Consistent throughout Graham’s career was a deep-seated fear of the destructive power of sex. We must consider this legacy when assessing his efforts to maintain his moral standing. In 1948 Graham and his newly-formed ministry established four rules of conduct intended to protect themselves from the appearance of various forms of sexual, financial, and leadership misconduct. What has now come to be known as the Billy Graham Rule resurfaced in the wake of the 2016 election. Vice President Mike Pence, like Graham before him, refuses to be alone with a woman. Graham and his leadership team articulated four moral priorities, most notably the idea that a man and woman in a room, alone, together was a staging ground for sexual misconduct.

Indeed, contemporary revelations of other great men’s propensity for sexual violence, including Harvey Weinstein, Garrison Keillor, and Louis C.K. affirm just this. And in comparison with other famous evangelists felled by financial and sexual indiscretions, Graham has always retained a squeaky clean reputation. This leaves contemporary observers wondering if the Billy Graham Rule is quite possibly an ally in the fight against sexual violence and misconduct. After all, #MeToo is, in part, a call to reckon with the problems of male sexual entitlement which compounds the problem of gender inequality in the workplace. Throw some Jesus on that and you have something that looks remarkably like the Billy Graham Rule.

But if we examine the Billy Graham Rule in light of his fear-based rhetoric around sex, we discover a principle that exacerbates rather than alleviates the problem of male sexual indiscretion. Graham’s Rule was in service to his own reputation, one thinly veiled by a condescending veneer of chivalry. It posits that women and sex are threats to powerful men’s reputations. In such a circumstance, the best solution is sex-based segregation. But what Graham, Pence, and their ilk fail to understand is that neither women nor sexual desire are the problem; the problem is the abuse of male power. This is why women fear confronting powerful men, or simply men who have power over them. It’s easier to claim that sexual desire is inherently dangerous than to hold powerful men accountable.

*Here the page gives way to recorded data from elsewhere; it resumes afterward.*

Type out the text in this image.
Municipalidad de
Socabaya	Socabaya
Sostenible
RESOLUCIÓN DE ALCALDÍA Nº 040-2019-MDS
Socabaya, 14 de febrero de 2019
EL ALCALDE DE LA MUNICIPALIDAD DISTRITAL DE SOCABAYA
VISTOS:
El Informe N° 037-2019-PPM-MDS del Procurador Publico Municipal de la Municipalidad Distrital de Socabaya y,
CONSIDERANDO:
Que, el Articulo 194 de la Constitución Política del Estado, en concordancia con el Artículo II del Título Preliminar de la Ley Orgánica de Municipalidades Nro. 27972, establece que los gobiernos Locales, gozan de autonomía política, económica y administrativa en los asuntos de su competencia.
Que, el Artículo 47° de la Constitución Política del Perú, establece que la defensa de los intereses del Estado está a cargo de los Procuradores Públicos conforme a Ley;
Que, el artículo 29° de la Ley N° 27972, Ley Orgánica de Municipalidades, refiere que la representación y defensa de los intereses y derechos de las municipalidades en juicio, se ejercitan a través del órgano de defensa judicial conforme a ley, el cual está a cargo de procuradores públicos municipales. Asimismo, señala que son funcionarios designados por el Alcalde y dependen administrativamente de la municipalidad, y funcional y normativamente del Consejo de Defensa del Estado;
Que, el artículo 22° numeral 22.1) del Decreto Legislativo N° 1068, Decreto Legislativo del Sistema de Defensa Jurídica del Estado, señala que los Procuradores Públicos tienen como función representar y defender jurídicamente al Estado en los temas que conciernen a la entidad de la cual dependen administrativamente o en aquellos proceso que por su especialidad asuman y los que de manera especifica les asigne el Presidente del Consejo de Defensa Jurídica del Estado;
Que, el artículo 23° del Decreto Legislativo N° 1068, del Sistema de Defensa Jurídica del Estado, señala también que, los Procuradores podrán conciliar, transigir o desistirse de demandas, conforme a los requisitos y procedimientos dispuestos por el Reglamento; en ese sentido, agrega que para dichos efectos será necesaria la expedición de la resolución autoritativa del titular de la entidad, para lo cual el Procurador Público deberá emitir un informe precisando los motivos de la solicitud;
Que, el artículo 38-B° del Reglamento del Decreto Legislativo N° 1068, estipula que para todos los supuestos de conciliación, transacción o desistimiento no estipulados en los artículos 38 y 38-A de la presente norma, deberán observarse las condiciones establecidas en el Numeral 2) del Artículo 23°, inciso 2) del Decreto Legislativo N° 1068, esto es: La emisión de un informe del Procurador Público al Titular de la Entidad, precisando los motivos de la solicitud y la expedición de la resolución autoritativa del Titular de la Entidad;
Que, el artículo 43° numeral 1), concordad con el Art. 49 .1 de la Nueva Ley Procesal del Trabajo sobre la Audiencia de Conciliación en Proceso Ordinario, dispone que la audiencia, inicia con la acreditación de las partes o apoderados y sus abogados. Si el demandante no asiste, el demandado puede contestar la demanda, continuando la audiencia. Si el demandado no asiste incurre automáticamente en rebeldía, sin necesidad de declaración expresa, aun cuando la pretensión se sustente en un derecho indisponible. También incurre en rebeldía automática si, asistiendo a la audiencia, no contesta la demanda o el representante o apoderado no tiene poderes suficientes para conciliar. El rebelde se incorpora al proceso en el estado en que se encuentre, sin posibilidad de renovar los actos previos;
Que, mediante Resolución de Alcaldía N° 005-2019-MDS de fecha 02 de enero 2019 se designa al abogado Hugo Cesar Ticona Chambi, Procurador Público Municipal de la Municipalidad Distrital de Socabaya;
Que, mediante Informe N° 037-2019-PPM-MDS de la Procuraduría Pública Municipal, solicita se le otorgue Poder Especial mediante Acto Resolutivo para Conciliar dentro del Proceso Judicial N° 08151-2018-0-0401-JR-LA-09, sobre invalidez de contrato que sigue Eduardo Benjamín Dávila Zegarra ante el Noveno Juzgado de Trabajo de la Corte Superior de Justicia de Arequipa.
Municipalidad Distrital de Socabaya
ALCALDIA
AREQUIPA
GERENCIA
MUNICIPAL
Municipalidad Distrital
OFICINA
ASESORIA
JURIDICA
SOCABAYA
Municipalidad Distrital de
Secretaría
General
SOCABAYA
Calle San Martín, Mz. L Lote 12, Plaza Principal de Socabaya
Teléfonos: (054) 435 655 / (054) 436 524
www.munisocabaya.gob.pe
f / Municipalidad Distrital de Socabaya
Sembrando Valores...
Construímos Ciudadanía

When we celebrate a great man like Billy Graham upon his passing, it’s considered at best dishonorable to discuss his failures and flaws. We want to reaffirm his greatness as a man, as a Christian, as an American. But the reckoning of the #MeToo moment is one that is calling us to a moral clarity around powerful, great men. Even the men whom we celebrate because of their squeaky clean reputation cannot be protected from the truth. The cultural insistence on male dominance, power, and victory, so infused in Graham’s religious teachings and our national ethos, has never made us safer, only more inclined to relinquish our power to the already powerful.